Repitan conmigo: fumar perjudica seriamente la salud


Alfonso Mateo-Sagasta: Mala hoja. Editorial Reino de Cordelia. Páginas: 176. Rústica con sobrecubierta de Miguel Navia. Papel suavecito pero satinado, no recomendable para liar cigarrillos. ISBN-13: 978-8416968275. Precio: 16,95 €

Antes, que nada, sepan que odio a este autor desde que leí La oposición. Es un odio profundo, espeso cual melaza de ingenio azucarero, Ardiente como el palo de cedro con el que los entendidos encienden los habanos. Negro y rojo, como la espalda de cualquier negro bocabajo. Gris rencor, como el acumulado durante siglos entre historiadores y arqueólogos. Azul profundo, helado, como los ojos de las mulatas especialmente diseñadas por los negreros de crianza.

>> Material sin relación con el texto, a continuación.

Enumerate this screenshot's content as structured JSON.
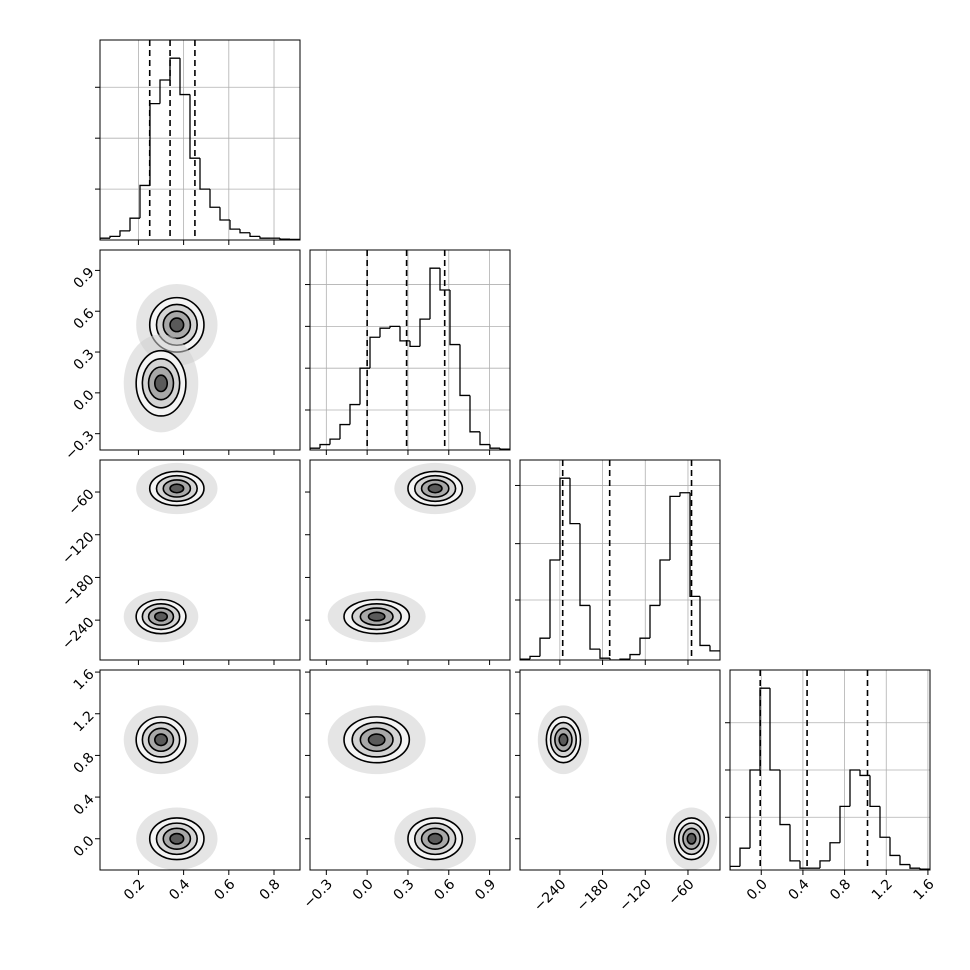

Mi rencor, mi inquina, sólo ha podido aumentar con la lectura de su nueva novela. Redondeada, que no redonda. Histórica, que no complaciente. Negra, pero (algo) demasiado literaria. Imposible evitar el juego de palabras. Pero su contenido es negro, y no policíaco. Además, el autor lo avisa en la página 12: en la realidad siempre acaba ganando la muerte.

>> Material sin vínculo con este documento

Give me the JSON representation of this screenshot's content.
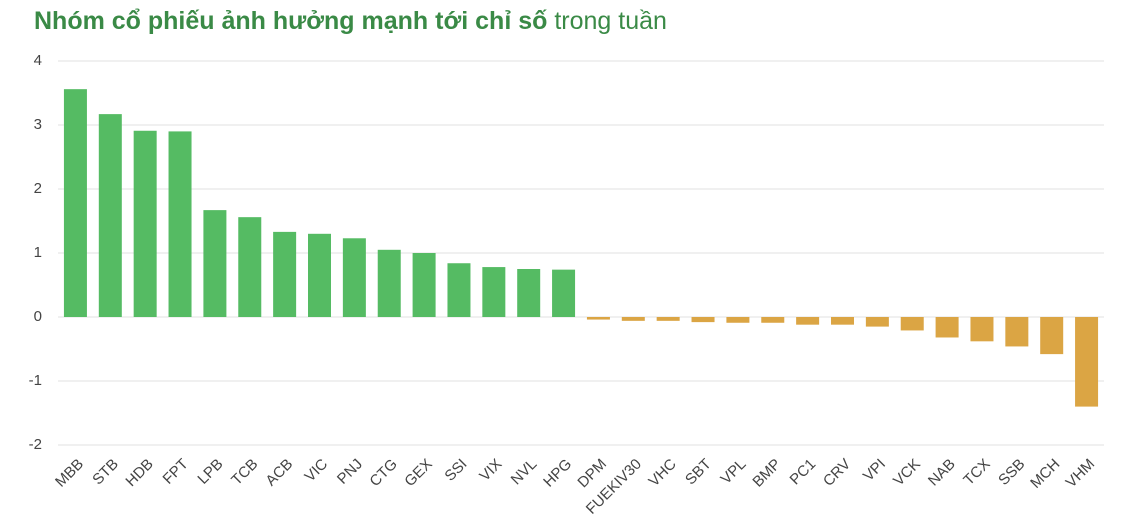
{
  "chart_data": {
    "type": "bar",
    "title": "Nhóm cổ phiếu ảnh hưởng mạnh tới chỉ số",
    "subtitle": "trong tuần",
    "categories": [
      "MBB",
      "STB",
      "HDB",
      "FPT",
      "LPB",
      "TCB",
      "ACB",
      "VIC",
      "PNJ",
      "CTG",
      "GEX",
      "SSI",
      "VIX",
      "NVL",
      "HPG",
      "DPM",
      "FUEKIV30",
      "VHC",
      "SBT",
      "VPL",
      "BMP",
      "PC1",
      "CRV",
      "VPI",
      "VCK",
      "NAB",
      "TCX",
      "SSB",
      "MCH",
      "VHM"
    ],
    "values": [
      3.56,
      3.17,
      2.91,
      2.9,
      1.67,
      1.56,
      1.33,
      1.3,
      1.23,
      1.05,
      1.0,
      0.84,
      0.78,
      0.75,
      0.74,
      -0.04,
      -0.06,
      -0.06,
      -0.08,
      -0.09,
      -0.09,
      -0.12,
      -0.12,
      -0.15,
      -0.21,
      -0.32,
      -0.38,
      -0.46,
      -0.58,
      -1.4
    ],
    "positive_color": "#55bb63",
    "negative_color": "#dba544",
    "ylim": [
      -2,
      4
    ],
    "yticks": [
      -2,
      -1,
      0,
      1,
      2,
      3,
      4
    ],
    "grid": true
  }
}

Lleve uno quince años sin fumar, para esto.

Comienza en un restaurante con un militar, dice. Con uniforme de rayadillo. Con detalles de unidades y armas, carabinas Minié y tercerolas Remington, el segundo de voluntarios de La Habana y los Chapelgorris de Guamutas. Uno se frota las manos, aun metafóricamente, esperando una narración al menos competente sobre las guerras de Cuba. Y eso que sale Zorrilla, Eça de Queirós y Gertrudis Gómez de Avellaneda... pero nada. El inicio militar no es más que un cebo, un dulce mosquito con el que atraer nuestro hocico hacia el anzuelo de su historia. Narrador taimado y meloso, con notas a pie de página y todo, nos engancha en su aparejo para llevarnos a recorrer esa Cuba de la segunda mitad del siglo XIX, esos negocios tan decimonónicos y, aún así, tan actuales, antes de que se inventase de verdad el capitalismo. Cuando había que importar negros, indios o irlandeses, chinos o gallegos, y se inventase eso tan hispano que es el campo de concentración. Que no fue en Cuba, señalo, sino en el cercano Yucatán del general Santa Ana, una península apenas mencionada, pero que se adivina tan mágica y poderosa como en los cuentos de Tiptree de Quintana Roo.

Porque la Cuba que nos ofrece Mateo-Sagasta no es la mágica del cadomblé y el Ogún, De Osain y Changó. No es un trasunto de Alejo Carpentier, pasado por las manos de las mejores torcedoras isleñas. Es la pesadilla europea de las plantaciones con carabalíes y yorubas, criollos y bozales. Al mismo tiempo una crónica negra y una novela romántica a lo siglo XXI. La historia de un amor vivo y perdido, del ron contra el cigarro, el azúcar contra el tabaco, el gallero contra el meacirios.

En esta novela no está toda Cuba. Se adivina cierta tijera, o ciertas ganas de dejar algo para la imaginación del lector. Sobran quitrines y volantas, faltan gallos de pelea y una explicación sobre los cojones de don Pascual, si no es mucha molestia. Aunque puede que ambas ausencias se complementan, o deben complementarse, en la imaginación del espectador de este diálogo, cercano (Spoiler) al relato de El afrancesado de Pedro Antonio de Alarcón. Y como la de Alarcón, y como La oposición, una pequeña obra maestra.

Segundo Spoiler: Pese a lo que aprendimos en las películas de 007, en el siglo XXI los malos no aman a los gatos.

La verdad, la intriga, el misterio es lo de menos. Voy a leerla otra vez.